So … what exactly does the TCSA do?

tcsa office

The Trent Central Student Association is one of the most important organizations at Trent. It performs a wide variety of functions, from meeting new students to running the campaign against university tuition hikes.

In Volume 48, Issue 21, Arthur covered some of the organizational problems and inconsistencies of the TCSA’s policies and questioned whether they meet the needs of the students.

However, I thought that sometimes those articles might have been too emotional. The organization is much wider, and people should know a bit more about it.

To find out more about this organization I conducted an interview with TCSA representatives and I was surprised to learn a couple of interesting things.

For example, the buses used go one after another every 20 minutes, so students had to wait longer to get to Trent. Now, each Trent Express route sees a bus leave downtown every 10 minutes.

Meeting new students is also one of their responsibilities, which I could see on the first days of September. Organizing many events during our time at Trent is actually their responsibility.

You can imagine that those things do not always go as smoothly as they could. Sometimes, the TCSA has to seek additional funding or impose some restrictions, which makes it hard to plan the overall budget.

Finding new sponsors is also not such an easy thing, especially if the sponsors have already helped out before. Besides, the TCSA has to balance the time of its staff and its money. Students, who work there, have classes as well, and sometimes their concern for TCSA problems can become harmful both for academic and organizational success.

On the other hand, the TCSA does have some problems.

First, I could not find any particular answer as to whether the student union actually creates any academic value for students. Colour Run, movie nights etc. are not what every student wants from their student union, and for those who do not wish to spend time doing these activities, there are not many other options. So, why should only some people enjoy using our annual levies for TCSA events?

I barely contacted with the TCSA during my studies at Trent, but was happy to find out that students can have a voice as well.

For instance, students can run for a position on TCSA Board of Directors. For that you need to have “commitment” and be ready to become “an active voice of students”.

At the same time, students can influence the TCSA by coming to one of the board meetings, or the general meetings (the next General Meeting is September 17, 3-5pm, at Gzowski 110).

Currently a motion is being put forward to decrease the amount of board meetings the organization holds per month. Although, there are concerns that decreasing the the amount of meetings would affect feedback, the Board of Directors believe that they are still open to new ideas and willing to listen to the opinions of students.

They are proposing to get information via other sources, such as getting “field feedback”, which includes what students say or write about the TCSA events. That information can be biased and another source of feedback – board members’ opinions can only make that bias stronger.
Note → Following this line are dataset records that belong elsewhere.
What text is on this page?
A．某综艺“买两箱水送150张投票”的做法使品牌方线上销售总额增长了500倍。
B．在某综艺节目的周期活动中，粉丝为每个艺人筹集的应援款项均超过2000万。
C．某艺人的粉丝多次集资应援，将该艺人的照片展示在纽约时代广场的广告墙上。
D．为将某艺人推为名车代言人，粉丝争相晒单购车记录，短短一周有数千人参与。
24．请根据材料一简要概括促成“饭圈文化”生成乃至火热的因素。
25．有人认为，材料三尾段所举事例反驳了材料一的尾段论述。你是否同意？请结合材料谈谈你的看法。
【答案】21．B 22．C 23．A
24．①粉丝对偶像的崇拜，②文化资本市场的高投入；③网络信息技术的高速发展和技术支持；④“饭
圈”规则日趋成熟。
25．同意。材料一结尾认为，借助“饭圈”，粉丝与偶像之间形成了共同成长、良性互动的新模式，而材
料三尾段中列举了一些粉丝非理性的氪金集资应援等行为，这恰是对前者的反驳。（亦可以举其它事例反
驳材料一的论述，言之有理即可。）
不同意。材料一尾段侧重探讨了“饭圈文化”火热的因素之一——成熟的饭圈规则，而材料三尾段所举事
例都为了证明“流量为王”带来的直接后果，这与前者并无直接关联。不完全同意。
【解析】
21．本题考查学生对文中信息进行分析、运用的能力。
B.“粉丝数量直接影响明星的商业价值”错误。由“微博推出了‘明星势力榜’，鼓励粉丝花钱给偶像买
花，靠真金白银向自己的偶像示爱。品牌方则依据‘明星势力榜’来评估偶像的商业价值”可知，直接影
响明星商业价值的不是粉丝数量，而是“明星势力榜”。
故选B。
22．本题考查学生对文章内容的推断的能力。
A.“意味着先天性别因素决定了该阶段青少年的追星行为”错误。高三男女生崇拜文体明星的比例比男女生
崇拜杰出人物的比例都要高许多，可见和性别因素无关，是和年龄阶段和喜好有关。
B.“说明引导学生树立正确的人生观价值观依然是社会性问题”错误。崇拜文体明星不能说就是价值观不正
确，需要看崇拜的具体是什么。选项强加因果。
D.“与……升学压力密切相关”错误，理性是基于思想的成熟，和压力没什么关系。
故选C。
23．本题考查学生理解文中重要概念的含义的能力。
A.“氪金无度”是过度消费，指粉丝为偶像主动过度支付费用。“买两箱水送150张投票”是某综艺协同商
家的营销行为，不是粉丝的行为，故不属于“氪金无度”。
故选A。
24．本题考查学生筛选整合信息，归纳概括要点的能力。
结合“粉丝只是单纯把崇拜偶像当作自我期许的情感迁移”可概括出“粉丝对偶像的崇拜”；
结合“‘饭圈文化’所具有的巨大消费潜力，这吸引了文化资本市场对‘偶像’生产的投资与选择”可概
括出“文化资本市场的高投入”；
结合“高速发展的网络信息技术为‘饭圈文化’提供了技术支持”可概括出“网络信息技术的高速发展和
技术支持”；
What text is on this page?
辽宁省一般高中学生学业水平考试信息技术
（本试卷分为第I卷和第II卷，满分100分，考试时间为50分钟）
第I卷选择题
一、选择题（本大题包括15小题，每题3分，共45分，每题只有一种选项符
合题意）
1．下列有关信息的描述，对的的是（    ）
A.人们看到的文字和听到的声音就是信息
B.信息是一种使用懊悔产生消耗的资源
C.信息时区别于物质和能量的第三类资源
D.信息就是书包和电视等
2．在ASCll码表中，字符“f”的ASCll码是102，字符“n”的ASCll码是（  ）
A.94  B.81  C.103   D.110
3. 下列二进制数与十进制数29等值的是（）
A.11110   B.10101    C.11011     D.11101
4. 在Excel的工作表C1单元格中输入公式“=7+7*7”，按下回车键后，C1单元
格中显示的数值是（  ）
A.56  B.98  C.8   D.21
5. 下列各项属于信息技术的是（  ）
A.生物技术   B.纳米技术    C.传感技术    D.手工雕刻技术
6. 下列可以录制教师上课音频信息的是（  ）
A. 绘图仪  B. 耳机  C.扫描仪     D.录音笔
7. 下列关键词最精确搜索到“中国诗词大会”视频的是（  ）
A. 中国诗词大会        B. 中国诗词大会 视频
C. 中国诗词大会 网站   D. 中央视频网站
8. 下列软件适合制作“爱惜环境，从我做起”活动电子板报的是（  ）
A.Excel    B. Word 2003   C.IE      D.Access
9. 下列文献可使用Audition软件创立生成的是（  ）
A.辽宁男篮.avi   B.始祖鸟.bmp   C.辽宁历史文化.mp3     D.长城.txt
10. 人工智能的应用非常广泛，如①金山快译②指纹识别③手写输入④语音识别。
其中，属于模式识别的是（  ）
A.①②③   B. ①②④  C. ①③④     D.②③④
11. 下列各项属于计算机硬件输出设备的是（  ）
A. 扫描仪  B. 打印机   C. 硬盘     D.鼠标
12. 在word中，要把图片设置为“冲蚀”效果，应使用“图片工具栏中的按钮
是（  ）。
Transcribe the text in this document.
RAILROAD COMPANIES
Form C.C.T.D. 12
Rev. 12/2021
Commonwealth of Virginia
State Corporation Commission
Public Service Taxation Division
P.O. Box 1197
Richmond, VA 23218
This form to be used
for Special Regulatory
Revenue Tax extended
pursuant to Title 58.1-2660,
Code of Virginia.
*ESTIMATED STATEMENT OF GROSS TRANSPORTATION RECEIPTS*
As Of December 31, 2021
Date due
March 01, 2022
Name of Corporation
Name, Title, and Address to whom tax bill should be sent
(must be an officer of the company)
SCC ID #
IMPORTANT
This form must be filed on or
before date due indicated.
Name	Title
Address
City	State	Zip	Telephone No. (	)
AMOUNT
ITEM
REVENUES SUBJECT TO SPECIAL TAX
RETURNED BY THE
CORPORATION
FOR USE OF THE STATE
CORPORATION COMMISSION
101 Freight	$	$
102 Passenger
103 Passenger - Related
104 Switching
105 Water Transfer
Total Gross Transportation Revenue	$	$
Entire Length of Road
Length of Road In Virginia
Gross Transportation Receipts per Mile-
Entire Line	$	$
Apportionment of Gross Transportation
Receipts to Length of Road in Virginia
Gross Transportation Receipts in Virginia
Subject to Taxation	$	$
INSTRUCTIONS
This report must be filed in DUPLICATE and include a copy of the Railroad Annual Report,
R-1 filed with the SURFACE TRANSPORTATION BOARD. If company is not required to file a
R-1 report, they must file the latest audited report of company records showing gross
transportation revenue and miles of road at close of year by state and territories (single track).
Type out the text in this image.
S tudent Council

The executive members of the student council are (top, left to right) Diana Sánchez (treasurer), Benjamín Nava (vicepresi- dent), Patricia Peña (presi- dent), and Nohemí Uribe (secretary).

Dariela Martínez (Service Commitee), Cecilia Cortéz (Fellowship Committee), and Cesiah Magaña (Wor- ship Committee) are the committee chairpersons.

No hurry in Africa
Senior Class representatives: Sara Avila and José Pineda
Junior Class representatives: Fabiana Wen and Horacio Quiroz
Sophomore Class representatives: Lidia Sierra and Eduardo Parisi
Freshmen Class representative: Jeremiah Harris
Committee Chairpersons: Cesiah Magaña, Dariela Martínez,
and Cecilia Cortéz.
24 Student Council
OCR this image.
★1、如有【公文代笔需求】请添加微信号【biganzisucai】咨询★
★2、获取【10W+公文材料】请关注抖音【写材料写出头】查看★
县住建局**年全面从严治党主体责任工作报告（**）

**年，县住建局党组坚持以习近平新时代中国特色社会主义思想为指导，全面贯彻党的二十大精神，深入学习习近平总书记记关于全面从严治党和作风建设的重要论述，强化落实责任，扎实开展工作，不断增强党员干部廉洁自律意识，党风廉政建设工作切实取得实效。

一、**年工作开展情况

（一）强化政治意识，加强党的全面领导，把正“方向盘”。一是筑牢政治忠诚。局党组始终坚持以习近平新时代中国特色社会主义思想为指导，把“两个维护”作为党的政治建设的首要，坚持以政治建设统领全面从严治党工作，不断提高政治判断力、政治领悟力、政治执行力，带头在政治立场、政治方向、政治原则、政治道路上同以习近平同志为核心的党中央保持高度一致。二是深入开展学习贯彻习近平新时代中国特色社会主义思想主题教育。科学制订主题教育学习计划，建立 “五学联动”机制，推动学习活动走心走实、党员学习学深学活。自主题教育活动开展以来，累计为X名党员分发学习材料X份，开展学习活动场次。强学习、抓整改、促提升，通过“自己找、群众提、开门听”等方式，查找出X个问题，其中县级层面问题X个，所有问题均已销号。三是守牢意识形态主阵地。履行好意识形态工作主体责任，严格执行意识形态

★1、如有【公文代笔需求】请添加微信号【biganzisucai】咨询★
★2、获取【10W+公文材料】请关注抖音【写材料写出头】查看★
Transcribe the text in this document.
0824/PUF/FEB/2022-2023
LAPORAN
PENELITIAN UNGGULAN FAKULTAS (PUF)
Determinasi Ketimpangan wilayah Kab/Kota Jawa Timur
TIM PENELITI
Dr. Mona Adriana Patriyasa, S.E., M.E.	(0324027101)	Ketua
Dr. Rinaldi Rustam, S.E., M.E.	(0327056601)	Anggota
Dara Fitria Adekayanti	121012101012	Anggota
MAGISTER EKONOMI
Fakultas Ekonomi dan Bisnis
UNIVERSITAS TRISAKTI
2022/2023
What can a student do, if they want to be heard by TCSA? The student union started a program called “Campus Action Team”. The idea is that you volunteer for TCSA and get useful experience, and you leave feedback based on your observations.

In the end of interview, I asked to send a message to all Trent students. It turned out to not an easy task because I asked for it to be as short as one sentence. “You are the TCSA” – the executives finally agreed.